Je plaçai cette lettre dans une première enveloppe sans adresse ni timbre de poste, et en collai soigneusement les bords ; puis j’introduisis le tout dans une seconde enveloppe, de couleur foncée, et fermée comme la première.

Au jour dit, j’arrivai chez Mme D., un peu en retard. Déjà Marie était endormie : elle ignora donc ma présence, sachant seulement que je devais venir. Les dix ou douze personnes réunies dans le salon de Mme D. étaient dans la stupéfaction de ce qu’elles venaient de voir, la somnambule ayant reconnu sans se tromper le contenu de plusieurs paquets préparés par elles-mêmes, comme je l’avais fait de mon côté ; mais je laissai les miens dans ma poche afin d’éviter la monotonie des expériences, me bornant à glisser ma lettre dans la main d’une des assistantes, en lui faisant signe de la faire passer jusqu’à M. Girault. Celui-ci la reçut sans savoir qu’elle venait de moi, et la remit entre les mains de Marie.

Je n’ai pas noté si ses yeux étaient ouverts ou fermés, mais cela n’avait, on le conçoit, aucune importance en pareil cas.

« Qu’est-ce que vous avez dans la main ? demanda le Dr Girault.

— Une lettre.

— À qui a-t-elle été adressée ?

— À M. Dufay.

— Par qui ?

— Par un monsieur militaire que je ne connais pas.

— De quoi parle-t-il dans sa lettre, ce monsieur militaire.

— Il est malade ; il parle de sa maladie.

— Est-ce une maladie que vous pourriez nommer ?

— Oh ! oui, très bien ; … c’est comme celle du vieux boissier de Mesland, qui n’est pas encore arrêtée…

— Très bien, très bien, je comprends,… la dysenterie.
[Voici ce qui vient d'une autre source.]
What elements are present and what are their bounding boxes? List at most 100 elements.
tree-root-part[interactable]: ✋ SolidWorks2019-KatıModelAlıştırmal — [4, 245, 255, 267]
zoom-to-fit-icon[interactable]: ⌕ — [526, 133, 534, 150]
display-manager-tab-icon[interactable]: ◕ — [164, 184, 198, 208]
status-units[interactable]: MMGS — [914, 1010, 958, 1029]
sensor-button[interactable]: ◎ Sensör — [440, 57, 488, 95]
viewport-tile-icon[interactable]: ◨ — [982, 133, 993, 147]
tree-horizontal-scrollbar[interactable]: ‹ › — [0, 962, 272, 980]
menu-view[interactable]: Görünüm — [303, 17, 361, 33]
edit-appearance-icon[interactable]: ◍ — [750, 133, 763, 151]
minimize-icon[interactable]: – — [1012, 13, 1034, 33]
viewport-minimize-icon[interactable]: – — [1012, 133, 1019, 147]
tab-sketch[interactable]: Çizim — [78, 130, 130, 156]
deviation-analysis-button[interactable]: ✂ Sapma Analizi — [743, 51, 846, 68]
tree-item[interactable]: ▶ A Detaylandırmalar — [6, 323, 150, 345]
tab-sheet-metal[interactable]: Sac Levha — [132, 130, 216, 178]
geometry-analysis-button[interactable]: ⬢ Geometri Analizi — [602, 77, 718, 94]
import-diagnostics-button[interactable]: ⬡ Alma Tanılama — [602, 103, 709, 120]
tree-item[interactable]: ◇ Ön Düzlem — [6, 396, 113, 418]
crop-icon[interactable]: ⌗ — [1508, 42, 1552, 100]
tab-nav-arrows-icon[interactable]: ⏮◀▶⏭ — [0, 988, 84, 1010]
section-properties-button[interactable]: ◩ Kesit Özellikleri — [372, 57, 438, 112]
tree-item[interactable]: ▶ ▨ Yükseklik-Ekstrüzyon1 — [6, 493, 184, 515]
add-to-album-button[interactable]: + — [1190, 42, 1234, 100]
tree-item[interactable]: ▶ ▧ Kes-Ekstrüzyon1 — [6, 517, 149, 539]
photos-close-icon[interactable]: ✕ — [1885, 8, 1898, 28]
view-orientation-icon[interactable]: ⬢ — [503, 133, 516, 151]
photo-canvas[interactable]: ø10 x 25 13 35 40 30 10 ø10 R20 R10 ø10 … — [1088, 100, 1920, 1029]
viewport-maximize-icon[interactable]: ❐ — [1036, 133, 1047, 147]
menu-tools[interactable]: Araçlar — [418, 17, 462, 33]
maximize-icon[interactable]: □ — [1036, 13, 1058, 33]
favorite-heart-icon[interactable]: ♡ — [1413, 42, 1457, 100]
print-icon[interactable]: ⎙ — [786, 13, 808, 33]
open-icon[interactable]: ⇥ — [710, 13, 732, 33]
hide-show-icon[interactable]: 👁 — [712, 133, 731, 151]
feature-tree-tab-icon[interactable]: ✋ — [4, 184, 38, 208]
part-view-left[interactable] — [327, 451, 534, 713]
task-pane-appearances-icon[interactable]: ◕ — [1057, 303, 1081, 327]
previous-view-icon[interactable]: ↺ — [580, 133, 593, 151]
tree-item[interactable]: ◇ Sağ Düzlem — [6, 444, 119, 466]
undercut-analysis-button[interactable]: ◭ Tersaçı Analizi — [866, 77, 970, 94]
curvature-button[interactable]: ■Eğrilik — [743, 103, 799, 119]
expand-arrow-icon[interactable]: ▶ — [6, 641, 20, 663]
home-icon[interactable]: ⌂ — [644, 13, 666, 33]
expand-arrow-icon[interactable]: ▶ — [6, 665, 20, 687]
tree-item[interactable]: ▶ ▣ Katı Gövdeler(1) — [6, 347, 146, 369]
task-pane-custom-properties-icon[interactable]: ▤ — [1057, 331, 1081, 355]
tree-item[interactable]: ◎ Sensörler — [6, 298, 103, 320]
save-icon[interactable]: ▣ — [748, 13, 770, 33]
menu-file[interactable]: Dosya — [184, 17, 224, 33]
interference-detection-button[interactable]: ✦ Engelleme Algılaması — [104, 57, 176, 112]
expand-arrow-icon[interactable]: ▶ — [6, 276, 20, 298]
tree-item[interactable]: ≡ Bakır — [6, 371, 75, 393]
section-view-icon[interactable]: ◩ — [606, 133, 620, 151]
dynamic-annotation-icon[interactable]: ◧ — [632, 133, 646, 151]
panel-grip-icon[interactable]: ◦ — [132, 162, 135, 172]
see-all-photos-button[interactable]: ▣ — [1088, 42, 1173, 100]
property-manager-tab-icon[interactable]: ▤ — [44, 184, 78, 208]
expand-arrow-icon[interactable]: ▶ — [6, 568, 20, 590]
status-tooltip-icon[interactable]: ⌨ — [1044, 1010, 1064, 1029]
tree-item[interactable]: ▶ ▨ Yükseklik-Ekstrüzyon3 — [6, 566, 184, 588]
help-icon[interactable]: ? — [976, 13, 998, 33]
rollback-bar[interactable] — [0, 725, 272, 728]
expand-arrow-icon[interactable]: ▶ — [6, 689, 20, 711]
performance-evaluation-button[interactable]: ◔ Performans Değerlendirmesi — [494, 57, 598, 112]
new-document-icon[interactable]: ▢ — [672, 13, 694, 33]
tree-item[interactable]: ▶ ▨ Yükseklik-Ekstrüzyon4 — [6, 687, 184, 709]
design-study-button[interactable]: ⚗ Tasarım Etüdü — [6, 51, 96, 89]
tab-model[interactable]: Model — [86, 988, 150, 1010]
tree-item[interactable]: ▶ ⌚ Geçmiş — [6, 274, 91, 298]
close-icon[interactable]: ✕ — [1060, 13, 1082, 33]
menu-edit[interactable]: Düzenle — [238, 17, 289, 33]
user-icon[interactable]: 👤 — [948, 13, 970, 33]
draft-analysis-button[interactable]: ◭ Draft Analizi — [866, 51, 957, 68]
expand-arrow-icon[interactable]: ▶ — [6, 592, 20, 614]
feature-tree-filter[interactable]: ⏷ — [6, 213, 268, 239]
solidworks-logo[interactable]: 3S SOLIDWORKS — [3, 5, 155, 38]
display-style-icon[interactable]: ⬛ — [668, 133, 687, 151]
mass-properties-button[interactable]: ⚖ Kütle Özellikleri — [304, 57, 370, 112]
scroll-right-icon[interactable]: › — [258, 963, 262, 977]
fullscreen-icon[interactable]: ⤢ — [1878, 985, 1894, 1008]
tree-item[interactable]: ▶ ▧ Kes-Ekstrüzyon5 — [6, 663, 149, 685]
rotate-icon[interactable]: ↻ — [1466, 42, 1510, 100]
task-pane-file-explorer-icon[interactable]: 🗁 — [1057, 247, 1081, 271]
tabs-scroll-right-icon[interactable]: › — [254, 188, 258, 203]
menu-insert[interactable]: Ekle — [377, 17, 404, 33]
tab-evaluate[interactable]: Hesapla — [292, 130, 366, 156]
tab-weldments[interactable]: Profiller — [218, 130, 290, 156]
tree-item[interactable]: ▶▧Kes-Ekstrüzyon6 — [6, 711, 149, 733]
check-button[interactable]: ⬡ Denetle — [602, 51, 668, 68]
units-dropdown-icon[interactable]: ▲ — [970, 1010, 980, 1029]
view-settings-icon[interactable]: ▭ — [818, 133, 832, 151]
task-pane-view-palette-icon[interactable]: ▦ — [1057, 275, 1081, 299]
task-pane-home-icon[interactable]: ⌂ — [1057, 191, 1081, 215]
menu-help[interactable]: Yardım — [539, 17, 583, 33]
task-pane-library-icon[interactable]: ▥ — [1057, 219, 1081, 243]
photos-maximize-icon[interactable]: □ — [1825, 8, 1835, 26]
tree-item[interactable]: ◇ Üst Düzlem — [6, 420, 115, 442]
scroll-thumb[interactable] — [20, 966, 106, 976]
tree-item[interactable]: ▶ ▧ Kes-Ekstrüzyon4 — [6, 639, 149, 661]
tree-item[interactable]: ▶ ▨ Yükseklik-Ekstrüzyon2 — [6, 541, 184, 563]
Écoutez, Marie, je crois que vous feriez grand plaisir à M. Dufay si vous alliez voir son ami l’officier, pour lui en rapporter des nouvelles certaines.

— Oh, il est trop loin… Ce serait un long voyage.

— Eh bien, partez sans perdre de temps. Nous vous attendons.

(Après un long silence.) Je ne peux pas continuer ma route… Il y a de l’eau, beaucoup d’eau.

— Et vous ne voyez pas de pont ?

— Bien sûr qu’il n’y a pas de pont.

— Il y a peut-être un bateau pour traverser, comme entre Onzain et Chaumont ? (Le pont de Chaumont sur la Loire n’était pas encore construit.)

— Des bateaux,… oui ; mais cette Loire-là me fait grand peur : une vraie inondation !

— Allons, allons, du courage, et embarquez-vous. (Silence prolongé.